Festival Report: Pordenone

I need to thank Moen Mohamed again for contributing this great festival report. - D.D.
DAYS OF SILENCE, NIGHTS OF REST
Le Giornate del Cinema Muto, October 4 - 11, 2014
Pordenone, Italy

Have you ever been to a soirée and within minutes you knew you would want to stay for a long time?  That's how I felt after just a few hours about The Days of Silent Cinema (Le Giornate del Cinema Muto) in Pordenone.  The cultural, artistic and historic significance of this unique festival has become apparent in the world of cinema.  Though similar in theme to Il Cinema Ritrovato in Bologna, it is quite different.  One is reminded that there is a treasure chest of silent films that rarely gets to be opened.  There is hardly a platform anywhere that showcases these films with the length and breadth of the programming as in Pordenone.  Without having any knowledge of the town or doing any research, I was expecting Pordenone to be small and quaint, which is why its modernity took me quite by surprise.  With its fashion shops, chic restaurants and cafés, it clearly wasn't what I expected.  But like many places in Italy, the people in Pordenone are courteous and warm to visitors, particularly those in attendance to the Giornate, as it is called by the festival regulars and organizers.  Upon arrival, the staff at the guest office greeted me with such smiles and warmth as if I had been attending for years. 

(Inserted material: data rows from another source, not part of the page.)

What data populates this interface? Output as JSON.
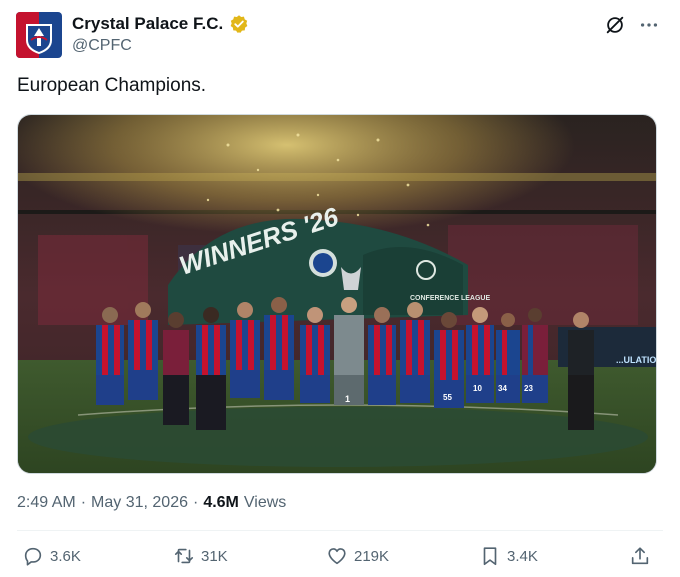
{
  "author": {
    "display_name": "Crystal Palace F.C.",
    "handle": "@CPFC",
    "verified": true,
    "verified_color": "#E2B719"
  },
  "tweet": {
    "text": "European Champions."
  },
  "media": {
    "banner_text": "WINNERS '26",
    "conference_text": "CONFERENCE LEAGUE",
    "board_text": "...ULATION",
    "players": [
      {
        "number": "1"
      },
      {
        "number": "10"
      },
      {
        "number": "34"
      },
      {
        "number": "23"
      },
      {
        "number": "55"
      }
    ]
  },
  "meta": {
    "time": "2:49 AM",
    "separator": "·",
    "date": "May 31, 2026",
    "views_count": "4.6M",
    "views_label": "Views"
  },
  "actions": {
    "replies": "3.6K",
    "reposts": "31K",
    "likes": "219K",
    "bookmarks": "3.4K"
  },
  "colors": {
    "text_primary": "#0f1419",
    "text_secondary": "#536471",
    "palace_blue": "#1B458F",
    "palace_red": "#C4122E"
  },
  "icons": {
    "grok": "grok-icon",
    "more": "more-icon",
    "reply": "reply-icon",
    "repost": "repost-icon",
    "like": "heart-icon",
    "bookmark": "bookmark-icon",
    "share": "share-icon"
  }
}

Highly organized and well-run, the festival's screenings are centralized in one location in the middle of the town's main square.  A superb venue indeed is the Teatro Verdi, with its large auditorium plus three balconies.  The soft red velvet seats are fashionably suited to the hardwood floors that run throughout the entire building.  Not to mention the very large screen that works beautifully for all variations of the 1.33 aspect ratio.  No complaints about that screen, it is perfect.  Upon arrival, I was presented with my accreditation which costs a paltry 65 Euros, plus the programme book and a warm welcoming letter from the president and director of the festival.  In addition to the letter, there was supplementary information of every kind that one may need:  supermarket, post-office, pharmacy, emergency etc.  The welcoming letter ends with a most original and amusing wish:  "We want to see you tired, but happy."  There is a welcome and a farewell cocktail party for all pass holders.  Every film is subtitled in English.  What can you say about a festival that flashes a sign on the screen just as the film is about to start that says, "Did you turn off your mobile phone?"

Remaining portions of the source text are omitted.